4. [14 pts] A contiguous subsequence of a list S is a subsequence made up of

consecutive elements of S.

For instance, if S is

5, 15, −30, 10, −5, 40, 10

then

15, −30, 10

is a contiguous subsequence.

The subsequence

5, 15, 40

is not contiguous.

Give a linear-time algorithm for the following task:

Input: A list of numbers, a1,a2,…,an

Output: A contiguous subsequence of maximum sum.

NOTE: A subsequence of length 0- has sum 0.

For the preceding example sequence,the answer would be

10, −5, 40, 10

with a sum of 55.

Hint: For each j ∈ {1, 2, . . . , n}, consider contiguous subsequences ending

exactly at position j.

5. [14 pts] You are given a string of n characters s[1 . . . n], which you believe

to be a corrupted text document in which all punctuation and whitespace has

vanished. A sample input is:

itwasthebestoftimesitwastheworst

You wish to reconstruct the document using a dictionary. The dictionary is

available in the form of a Boolean function

dict(w):

for any string w, dict(w) = true if w is a valid word in the dictionary

dict(w) returns false otherwise.

5.1 [9 pts] Give a dynamic programming algorithm that determines whether

the

string s can be reconstituted as a string of valid words.

The running tine should be no worse that O(|s|2), assuming a call to the

dict function takes O(1).

5.2 [5 pts] In the event that the string is valid, make your algorithm

output the corresponding sequence of words.

6. [16 pts] Best Matrix Multiply Order:

Let

A1A2A3A4…An

be a sequence of matrices that must be multiplied together.

Matrix Multiply is associative, so you may parenthesize the multiplication in

whatever way works best.

Some reminders: An m x p matrix can be multiplied by a p x q matrix giving an

m x q matrix. The cost of multiplying the 2 matrices is m * p * q.

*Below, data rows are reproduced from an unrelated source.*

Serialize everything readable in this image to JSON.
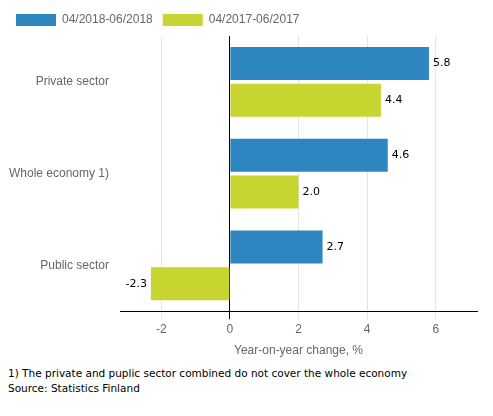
{
  "chart_data": {
    "type": "bar",
    "orientation": "horizontal",
    "categories": [
      "Public sector",
      "Whole economy 1)",
      "Private sector"
    ],
    "series": [
      {
        "name": "04/2018-06/2018",
        "color": "#2E86C1",
        "values": [
          2.7,
          4.6,
          5.8
        ],
        "value_labels": [
          "2.7",
          "4.6",
          "5.8"
        ]
      },
      {
        "name": "04/2017-06/2017",
        "color": "#C8D430",
        "values": [
          -2.3,
          2.0,
          4.4
        ],
        "value_labels": [
          "-2.3",
          "2.0",
          "4.4"
        ]
      }
    ],
    "xlabel": "Year-on-year change, %",
    "xlim": [
      -3.2,
      7.2
    ],
    "xticks": [
      -2,
      0,
      2,
      4,
      6
    ],
    "grid": true,
    "legend": "upper left",
    "data_labels": true,
    "annotations": [
      "1) The private and puplic sector combined do not cover the whole economy",
      "Source: Statistics Finland"
    ]
  }
}
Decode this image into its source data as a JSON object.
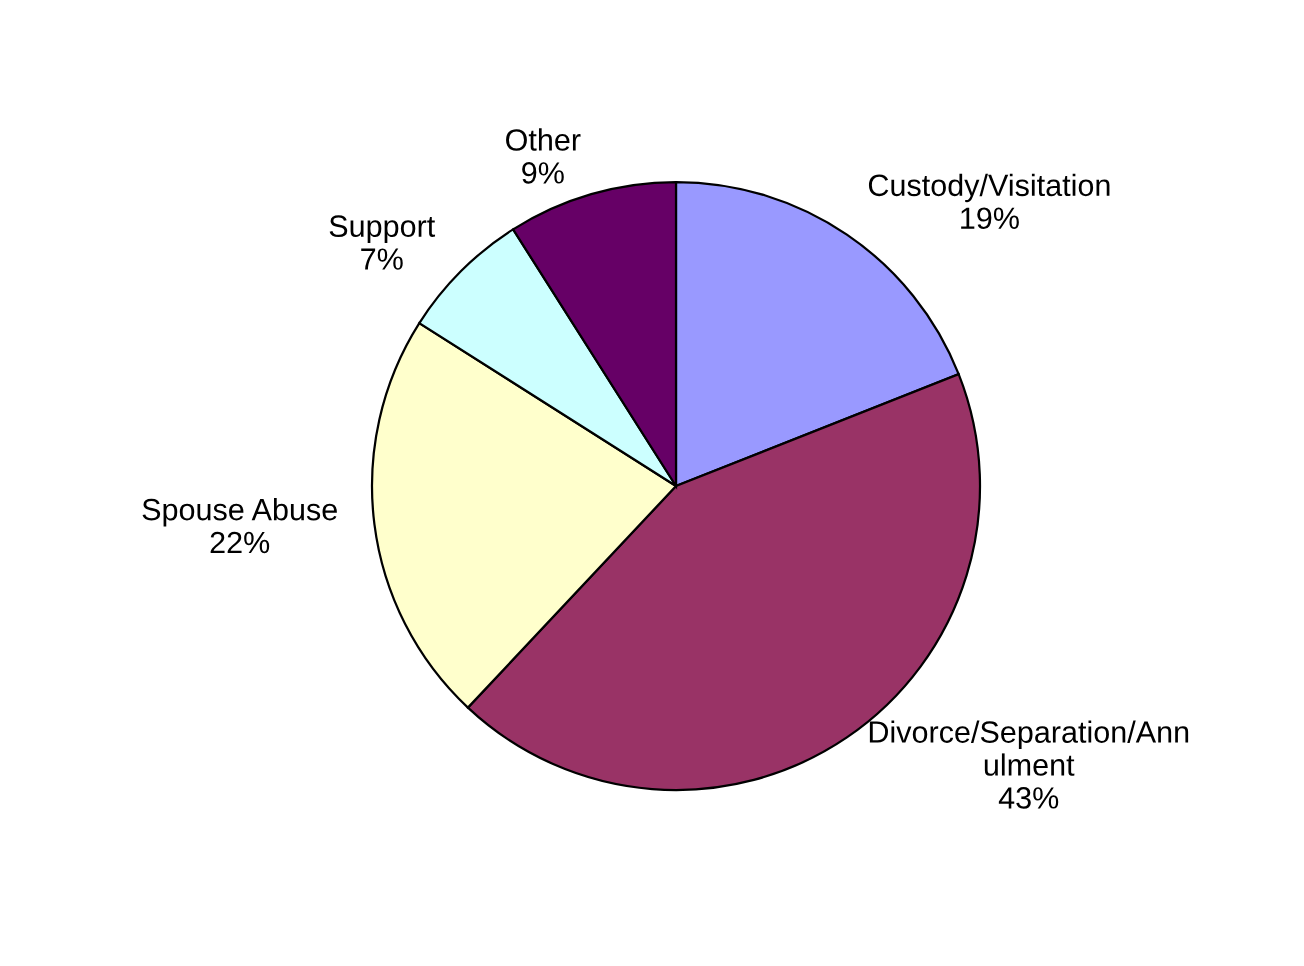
{
  "chart_data": {
    "type": "pie",
    "categories": [
      "Custody/Visitation",
      "Divorce/Separation/Ann\nulment",
      "Spouse Abuse",
      "Support",
      "Other"
    ],
    "values": [
      19,
      43,
      22,
      7,
      9
    ],
    "colors": [
      "#9999ff",
      "#993366",
      "#ffffcc",
      "#ccffff",
      "#660066"
    ],
    "value_labels": [
      "19%",
      "43%",
      "22%",
      "7%",
      "9%"
    ],
    "legend": false
  }
}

Example: Given the sequence

A1A2A3

where A1=10×10, A2=10×10, A3=10×1.

Choosing (A1 * A2) * A3 gives:

cost of A1×A2=10×10×10=1000

cost of(A1×A2)×A3=10×10×1

total cost = (1000) + 100 = 1100

On the other hand, choosing A1×(A2×A3)

cost of A2×A3=10×10×1=100

cost of A1×(A2×A3)=10×10×1=100

total cost = 100 + 100 = 200

So, 2nd choice is clearly best.

Your problem: Given a sequence of matrices and their dimensions, construct

an algorithm that gives the order of matrix multiplies

that yields the lowest number of operations.

7. [14 pts] Minimum Edit Distance:

You have at your disposal 3 character editing operations:

1. d: delete a char

2. i: insert a char

3. c: change 1 char into another char

You are given 2 strings s,t.

Your problem is to always find the minimum # of operations to turn string s

into string t.

Example: s = ‘cast’, t=’cats’

Option 1: c s->t [pos 3]; c t->s [pos 4] has 2 operations

Option 2: d a [pos 2]; c s a [pos 2];i s at the end. This has 3 operations.

Option 1 is clearly better option 2.